Dendam_Pernikahan
Part. 8💔💔💔
Daffa duduk bersandar di kursi kayu teras depan. Sesekali mengembuskan napas berat bersama asap rokok. Tatapannya menerawang dengan pikiran melayang. Tersenyum hanya saat membalas sapaan tetangga atau satpam yang lewat di pelataran. Ia mematikan rokok ke asbak lalu melepas kancing bagian dada. Cuaca siang ini cukup panas, bahkan pohon mangga di depan pagar, tak mampu menyejukkan.
Aira muncul membawa secangkir kopi susu, meletakkan di meja bundar lalu duduk di kursi seberang Daffa.
“Kamu libur hari ini?” tanya Daffa.
“Tadi pagi sudah minta izin sama Teh Fida.”
Daffa mengangguk-angguk dan bingung ingin bertanya apa lagi. Keduanya terdiam dalam kecanggungan. Hanya helaan napas berat yang terdengar bertanda bahwa ada kegelisahan di hati juga pikiran mereka.
“Abang ….” Aira menarik napas, ragu dan gugup saat ingin bicara. Kepala tertunduk dengan tangan memainkan ujung kerudung.
“Apa?” Daffa menoleh, menangkap ada keresahan di wajah Aira.
“Hari ini … Aira boleh ke rumah Teh Fida?”
“Boleh.”
Aira mengangkat wajah menatap Daffa. “Boleh … menginap untuk malam ini?” lirihnya hampir tak terdengar. Raut wajah menggambarkan betapa canggung dan gugup dirinya.
Daffa mengernyit. “Menginap? Maksudnya?”
Aira kembali menunduk, menghela napas panjang sebelum berujar, “Aira ingin menginap di rumah Teh Fida.”
“Kenapa?”
“Aira hanya ingin menenangkan diri sejenak, Bang.”
“Menenangkan diri untuk apa?”
Aira kembali mengangkat wajah, dan terlihat kabut tipis di netra hitamnya. Bibirnya bergetar ingin berucap, tapi hanya helaan napas sesak yang keluar.
“Aira ….” Suara Daffa tercekat, ia menarik napas panjang seraya mengusap wajah secara kasar. Ia tahu apa yang dirasakan istrinya sekarang. Sakit hati karena mengetahui sebuah fakta tentangnya. Namun, ia juga tidak tahu harus bagaimana, karena memang itu kenyataannya.
“Abang … boleh, ya?” Aira kembali memohon.
“Tidak!” jawab tegas Daffa. “Rumah kamu di sini, Ra. Tidak ada acara menginap di rumah orang lain.”
“Aira hanya ingin menenangkan diri, Bang,” sahut Aira cepat. “Lagipula, Teh Fida bukan orang lain. Dia keluarga Aira meski bukan kandung.” Setetes air jatuh dari sudut mata, cepat-cepat Aira mengusapnya dan memalingkan wajah.
Daffa beranjak dari kursi dan menghampiri, kemudian berdiri dengan bertumpu lutut tepat di hadapan Aira. Tatapan keduanya bertemu, terlihat keterkejutan di wajah Aira. Tangan Daffa terulur menyentuh pipi Aira dan mengusapnya.
“Maaf.”
Hanya satu kata yang keluar dari bibir Daffa. Namun, tatapannya mengisyaratkan bahwa banyak hal yang ingin ia ceritakan. Hanya saja, takut jika memperparah keadaan dan semakin membuat Aira terluka.
Entah berapa lama mereka saling pandang dalam diam. Aira justru semakin terisak, air mata tumpah membanjiri pipi. Daffa mengusap dengan lembut. Entah mengapa, hatinya ikut merasakan nyeri saat melihat sang istri sakit hati.

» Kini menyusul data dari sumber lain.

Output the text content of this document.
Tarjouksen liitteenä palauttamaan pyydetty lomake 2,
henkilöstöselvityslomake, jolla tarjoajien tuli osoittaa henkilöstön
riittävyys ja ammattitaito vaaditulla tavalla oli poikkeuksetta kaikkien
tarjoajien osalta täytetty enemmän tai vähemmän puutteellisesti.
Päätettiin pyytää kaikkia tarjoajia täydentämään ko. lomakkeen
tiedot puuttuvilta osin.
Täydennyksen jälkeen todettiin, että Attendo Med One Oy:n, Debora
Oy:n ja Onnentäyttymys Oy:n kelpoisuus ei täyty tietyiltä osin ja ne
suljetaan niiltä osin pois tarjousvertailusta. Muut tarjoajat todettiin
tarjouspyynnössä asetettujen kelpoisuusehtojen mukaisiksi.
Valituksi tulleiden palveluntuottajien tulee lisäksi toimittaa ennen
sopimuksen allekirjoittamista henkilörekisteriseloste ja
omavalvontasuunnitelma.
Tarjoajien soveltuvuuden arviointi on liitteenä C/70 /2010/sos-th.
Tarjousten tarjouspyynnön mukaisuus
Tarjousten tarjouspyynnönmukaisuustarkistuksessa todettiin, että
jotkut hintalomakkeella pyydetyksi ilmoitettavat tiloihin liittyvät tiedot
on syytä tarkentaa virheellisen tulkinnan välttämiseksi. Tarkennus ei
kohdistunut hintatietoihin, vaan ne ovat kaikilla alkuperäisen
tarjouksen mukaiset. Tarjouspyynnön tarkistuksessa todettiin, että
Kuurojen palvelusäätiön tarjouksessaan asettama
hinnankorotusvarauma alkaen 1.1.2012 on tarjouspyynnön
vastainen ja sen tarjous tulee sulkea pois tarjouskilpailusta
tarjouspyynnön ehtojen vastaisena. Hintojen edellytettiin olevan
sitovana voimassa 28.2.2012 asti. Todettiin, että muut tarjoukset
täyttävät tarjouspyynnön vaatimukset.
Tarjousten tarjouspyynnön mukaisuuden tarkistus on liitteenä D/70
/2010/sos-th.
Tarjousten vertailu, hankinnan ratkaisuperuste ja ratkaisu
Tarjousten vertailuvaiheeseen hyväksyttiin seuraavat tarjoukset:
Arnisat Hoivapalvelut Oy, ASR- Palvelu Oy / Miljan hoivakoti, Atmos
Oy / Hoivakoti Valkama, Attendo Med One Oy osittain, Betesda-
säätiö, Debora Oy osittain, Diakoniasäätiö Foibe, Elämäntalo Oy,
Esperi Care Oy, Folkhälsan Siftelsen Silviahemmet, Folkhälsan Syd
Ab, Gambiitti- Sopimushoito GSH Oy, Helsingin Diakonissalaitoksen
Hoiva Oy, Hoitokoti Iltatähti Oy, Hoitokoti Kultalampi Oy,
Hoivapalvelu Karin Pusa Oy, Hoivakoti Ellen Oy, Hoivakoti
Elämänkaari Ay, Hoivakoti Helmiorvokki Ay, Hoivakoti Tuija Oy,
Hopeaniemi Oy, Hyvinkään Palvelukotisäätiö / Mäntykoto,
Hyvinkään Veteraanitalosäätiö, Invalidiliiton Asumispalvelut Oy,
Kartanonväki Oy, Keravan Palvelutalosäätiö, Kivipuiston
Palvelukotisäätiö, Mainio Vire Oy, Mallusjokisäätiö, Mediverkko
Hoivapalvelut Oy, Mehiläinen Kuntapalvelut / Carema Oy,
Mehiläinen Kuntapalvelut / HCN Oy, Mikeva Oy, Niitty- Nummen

Daffa meraih tangan kanan Aira dan meletakkan di dadanya. Aira mengernyit dan bertanya lewat tatapan setelah mengusap kasar mata.
“Tolong, Ra … bantu aku untuk menghapus masa laluku. Tolong bantu aku untuk menatap masa depan sama kamu.”

KAMU SEDANG MEMBACA
Dendam Pernikahan (Selesai)
Ficțiune generalăDaffa Rayhaan Shakeil, lelaki 30 tahun yang baru saja menikahi seorang gadis 24 tahun bernama Humaira Chandani. Kisah rumah tangga baru yang penuh lika-liku karena sang suami masih terjerat rasa oleh mantan kekasih yang meninggalkannya untuk menikah...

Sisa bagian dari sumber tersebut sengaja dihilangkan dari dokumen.